On reviewers: the brief for a site like this usually calls for a separate fact-checker. At launch, this site has one editor, so pages say "Written and edited by Joshua Michael Shelton" and nothing more. We do not name a reviewer who does not exist, and our structured data does not claim a review process we do not have. If a qualified second reader joins, they will be named on the pages they check.

Dates and updates

Every article carries three dates, visibly:

  • Published: when it first went live.
  • Updated: when its content last genuinely changed. We do not touch this date to look fresh.
  • Last verified: when we last re-checked its sourced facts, whether or not anything changed.

Verification cadence: prices and platform costs are re-checked quarterly. Union and legal claims are re-checked at least twice a year and whenever a contract or statute changes. Anything an actor could lose money by getting wrong gets checked first.

Independence and conflicts

The LA Actor Guide takes no advertising, no sponsored content, no affiliate revenue, and no paid placement as of July 2026. See the advertising and sponsorship policy for the rules that apply if that ever changes.

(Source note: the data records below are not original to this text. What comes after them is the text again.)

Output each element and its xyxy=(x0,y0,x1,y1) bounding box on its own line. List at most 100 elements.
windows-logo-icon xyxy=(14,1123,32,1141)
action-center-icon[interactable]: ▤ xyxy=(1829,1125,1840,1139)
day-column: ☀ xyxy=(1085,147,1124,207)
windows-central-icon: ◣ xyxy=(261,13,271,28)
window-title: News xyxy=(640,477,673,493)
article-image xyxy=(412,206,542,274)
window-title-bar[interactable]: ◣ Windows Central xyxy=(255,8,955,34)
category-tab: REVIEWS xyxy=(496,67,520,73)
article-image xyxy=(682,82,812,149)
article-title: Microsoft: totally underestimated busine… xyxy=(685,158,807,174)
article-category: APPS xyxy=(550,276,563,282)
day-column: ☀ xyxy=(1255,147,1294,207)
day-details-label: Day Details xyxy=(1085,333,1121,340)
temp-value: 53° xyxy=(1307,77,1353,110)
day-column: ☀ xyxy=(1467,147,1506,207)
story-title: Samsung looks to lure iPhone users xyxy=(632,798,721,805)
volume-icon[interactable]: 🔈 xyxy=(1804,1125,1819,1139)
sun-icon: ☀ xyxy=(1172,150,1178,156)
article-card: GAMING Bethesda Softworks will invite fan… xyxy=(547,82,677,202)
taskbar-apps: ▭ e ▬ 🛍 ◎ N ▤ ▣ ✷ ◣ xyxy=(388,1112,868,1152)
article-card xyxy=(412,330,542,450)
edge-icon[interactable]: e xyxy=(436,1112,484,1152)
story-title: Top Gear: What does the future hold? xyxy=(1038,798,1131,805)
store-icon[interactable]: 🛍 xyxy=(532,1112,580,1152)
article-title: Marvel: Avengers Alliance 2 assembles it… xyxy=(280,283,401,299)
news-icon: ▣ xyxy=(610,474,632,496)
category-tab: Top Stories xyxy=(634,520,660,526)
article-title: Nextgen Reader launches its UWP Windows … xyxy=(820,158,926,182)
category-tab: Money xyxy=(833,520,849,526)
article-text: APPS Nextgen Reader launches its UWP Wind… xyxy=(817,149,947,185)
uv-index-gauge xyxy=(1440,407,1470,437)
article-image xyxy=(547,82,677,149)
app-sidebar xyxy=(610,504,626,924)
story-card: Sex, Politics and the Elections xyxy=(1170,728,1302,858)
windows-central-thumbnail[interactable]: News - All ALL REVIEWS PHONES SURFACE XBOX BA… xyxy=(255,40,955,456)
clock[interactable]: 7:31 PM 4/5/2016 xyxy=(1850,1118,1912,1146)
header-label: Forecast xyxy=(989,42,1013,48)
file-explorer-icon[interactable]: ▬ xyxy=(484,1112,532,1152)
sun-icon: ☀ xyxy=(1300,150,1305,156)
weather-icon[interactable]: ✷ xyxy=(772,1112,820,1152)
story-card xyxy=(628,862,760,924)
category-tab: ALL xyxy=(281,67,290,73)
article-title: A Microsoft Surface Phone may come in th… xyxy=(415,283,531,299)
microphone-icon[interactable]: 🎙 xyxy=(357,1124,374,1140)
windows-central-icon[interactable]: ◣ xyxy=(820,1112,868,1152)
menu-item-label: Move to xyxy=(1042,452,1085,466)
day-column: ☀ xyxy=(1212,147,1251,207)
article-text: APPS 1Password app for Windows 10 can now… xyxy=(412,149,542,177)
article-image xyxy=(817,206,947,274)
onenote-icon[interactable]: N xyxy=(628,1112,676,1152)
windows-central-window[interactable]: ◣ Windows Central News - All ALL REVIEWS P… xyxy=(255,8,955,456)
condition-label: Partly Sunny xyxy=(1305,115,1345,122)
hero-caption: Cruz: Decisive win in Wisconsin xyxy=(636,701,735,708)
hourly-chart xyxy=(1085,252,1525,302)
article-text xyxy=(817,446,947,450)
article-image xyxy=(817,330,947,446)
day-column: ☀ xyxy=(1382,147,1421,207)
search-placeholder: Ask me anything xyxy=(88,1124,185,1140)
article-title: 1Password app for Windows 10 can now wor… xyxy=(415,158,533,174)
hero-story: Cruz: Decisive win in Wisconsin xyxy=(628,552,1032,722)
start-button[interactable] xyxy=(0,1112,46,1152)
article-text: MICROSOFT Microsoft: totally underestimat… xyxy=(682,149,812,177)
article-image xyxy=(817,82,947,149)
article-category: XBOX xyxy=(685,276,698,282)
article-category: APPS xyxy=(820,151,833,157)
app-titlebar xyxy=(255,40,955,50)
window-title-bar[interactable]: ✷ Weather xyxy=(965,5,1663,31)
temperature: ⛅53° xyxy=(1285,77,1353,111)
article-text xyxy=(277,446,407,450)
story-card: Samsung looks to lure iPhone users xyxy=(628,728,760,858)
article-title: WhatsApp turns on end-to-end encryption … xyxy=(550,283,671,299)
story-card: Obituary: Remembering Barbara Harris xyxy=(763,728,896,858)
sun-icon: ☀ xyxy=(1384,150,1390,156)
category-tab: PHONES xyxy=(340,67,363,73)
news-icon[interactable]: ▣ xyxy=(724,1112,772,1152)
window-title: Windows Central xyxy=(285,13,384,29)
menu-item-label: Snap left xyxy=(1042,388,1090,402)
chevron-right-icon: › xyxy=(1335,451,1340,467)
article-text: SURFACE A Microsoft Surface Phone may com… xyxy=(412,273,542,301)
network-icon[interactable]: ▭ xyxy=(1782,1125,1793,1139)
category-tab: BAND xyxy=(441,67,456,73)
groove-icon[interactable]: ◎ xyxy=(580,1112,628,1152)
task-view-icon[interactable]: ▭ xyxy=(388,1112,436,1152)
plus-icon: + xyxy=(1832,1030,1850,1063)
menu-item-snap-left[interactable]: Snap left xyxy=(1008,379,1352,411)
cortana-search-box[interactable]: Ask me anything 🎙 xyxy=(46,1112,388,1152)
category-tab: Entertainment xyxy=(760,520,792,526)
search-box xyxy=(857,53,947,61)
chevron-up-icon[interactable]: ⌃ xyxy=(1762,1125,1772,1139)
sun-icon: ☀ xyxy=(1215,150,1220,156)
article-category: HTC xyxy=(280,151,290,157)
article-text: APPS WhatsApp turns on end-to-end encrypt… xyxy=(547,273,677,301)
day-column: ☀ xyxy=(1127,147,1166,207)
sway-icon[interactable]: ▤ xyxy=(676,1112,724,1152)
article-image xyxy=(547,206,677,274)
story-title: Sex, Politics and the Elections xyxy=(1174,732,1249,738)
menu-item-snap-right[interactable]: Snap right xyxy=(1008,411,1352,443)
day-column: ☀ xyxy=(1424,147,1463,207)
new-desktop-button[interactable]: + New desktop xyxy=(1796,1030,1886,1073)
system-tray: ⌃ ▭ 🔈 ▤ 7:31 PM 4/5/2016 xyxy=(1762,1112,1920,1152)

The one standing conflict is disclosed everywhere it applies: the editor owns Headshots LA, a Los Angeles headshot studio. Our headshot guides carry a visible disclosure box, present the studio as his own rather than as a recommendation, and cite independent photographers' published pricing alongside it. No other page on this site links or promotes it. The review and ranking methodology explains how we handle judgment calls where we have a stake.

Corrections

We publish corrections visibly and dated on the article itself, not quietly in the background. Anyone can report an error, including the businesses we write about. The process, and what we will and will not change, is in the corrections policy.

Contributors

If contributors are ever added, they must: write originally, source to primary material, disclose every relevant business relationship, accept a byline with real credentials, and follow every rule on this page. Anonymous or AI-generated contributions are not published.